O governo federal, por meio da gestão Lula (PT), está em processo de criação de um sistema nacional que reunirá informações sobre cidadãos que se autoexcluíram ou foram proibidos de participar de apostas de quota fixa, conhecidas como “bets”. A Secretaria de Prêmios e Apostas do Ministério da Fazenda, responsável por esse projeto, já está em funcionamento há um ano. Este é o principal tema da Agenda Regulatória 2025-2026 da pasta, conforme afirmou o secretário Regis Dudena.

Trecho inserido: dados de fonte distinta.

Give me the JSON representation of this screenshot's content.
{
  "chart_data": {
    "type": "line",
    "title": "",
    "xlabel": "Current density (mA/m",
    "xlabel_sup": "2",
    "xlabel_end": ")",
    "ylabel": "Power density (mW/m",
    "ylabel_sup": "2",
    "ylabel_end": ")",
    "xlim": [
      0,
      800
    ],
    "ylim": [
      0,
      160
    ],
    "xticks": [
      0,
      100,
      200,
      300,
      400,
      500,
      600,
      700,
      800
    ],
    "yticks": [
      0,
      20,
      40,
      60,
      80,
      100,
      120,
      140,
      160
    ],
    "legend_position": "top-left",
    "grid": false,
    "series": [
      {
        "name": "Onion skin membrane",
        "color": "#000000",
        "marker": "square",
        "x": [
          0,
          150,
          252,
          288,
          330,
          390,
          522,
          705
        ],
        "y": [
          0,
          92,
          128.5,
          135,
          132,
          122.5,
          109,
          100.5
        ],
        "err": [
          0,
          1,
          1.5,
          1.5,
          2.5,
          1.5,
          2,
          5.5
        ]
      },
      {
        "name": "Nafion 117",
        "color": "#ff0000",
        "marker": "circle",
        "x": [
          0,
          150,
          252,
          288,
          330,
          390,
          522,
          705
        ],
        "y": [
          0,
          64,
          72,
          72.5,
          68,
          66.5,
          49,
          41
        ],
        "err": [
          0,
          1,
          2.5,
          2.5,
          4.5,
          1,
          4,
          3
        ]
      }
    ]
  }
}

“A nossa intenção é submeter esse modelo à consulta pública no segundo trimestre deste ano e, com base nas respostas recebidas, implementá-lo no segundo semestre de 2025”, explicou Dudena em coletiva nesta segunda-feira (10/2). O secretário enfatizou que o sistema terá como objetivo centralizar informações de pessoas proibidas de apostar por diversos motivos, para repassá-las às empresas operadoras de apostas.
Atualmente, certas categorias como menores de 18 anos, árbitros, técnicos e jogadores estão legalmente proibidas de fazer apostas. Com a nova medida, qualquer pessoa que tenha uma decisão judicial que a proíba de apostar também será incluída no cadastro. Dudena afirmou que a proposta visa garantir que essas pessoas não sejam aceitas em plataformas de apostas.
O mercado de apostas regulado no Brasil avançou com a autorização de 68 empresas, que pagaram R$ 2,1 bilhões em outorgas. Até o momento, 11.555 bloqueios de domínios de sites ilegais foram realizados, com informações repassadas à Agência Nacional de Telecomunicações (Anatel) para garantir o fechamento desses sites.
Em janeiro, o mercado regulado também iniciou fiscalizações sobre influenciadores que promovem apostas. O secretário esclareceu que o papel do regulador é identificar os responsáveis e associá-los às empresas que patrocinam essas promoções, acionando as plataformas e redes sociais para retirar esse conteúdo do ar.
Quanto ao uso de recursos de programas sociais, Dudena comentou a decisão do Supremo Tribunal Federal (STF) de 2024, que determinou que o governo adotasse medidas para evitar que beneficiários do Bolsa Família utilizem os valores do programa para fazer apostas. O governo, por meio da Advocacia-Geral da União (AGU), apresentou recurso contra a decisão, argumentando que os órgãos fiscalizadores do mercado não têm autoridade para tratar dados de beneficiários de programas sociais, como o Bolsa Família. A AGU também defendeu que o valor transferido para as famílias se torna recurso privado assim que é depositado na conta bancária do beneficiário.
Este tema está sendo analisado em duas Ações Diretas de Inconstitucionalidade (ADIs), propostas pela Confederação Nacional do Comércio de Bens, Serviços e Turismo (CNC) e pelo partido Solidariedade. O governo está aguardando o esclarecimento sobre como essa decisão será aplicada, o que motivou a ação da AGU.
O governo também anunciou nesta segunda-feira a abertura de uma consulta pública para a construção da Agenda Regulatória do mercado de apostas, que corresponde à segunda fase da regulação, cobrindo o período de 2025 a 2026. A consulta estará aberta por 45 dias, até 27 de março, permitindo que todos os interessados, desde apostadores até especialistas, apresentem suas sugestões. Além disso, no dia 21 de fevereiro, será realizada uma audiência pública online para debater o tema.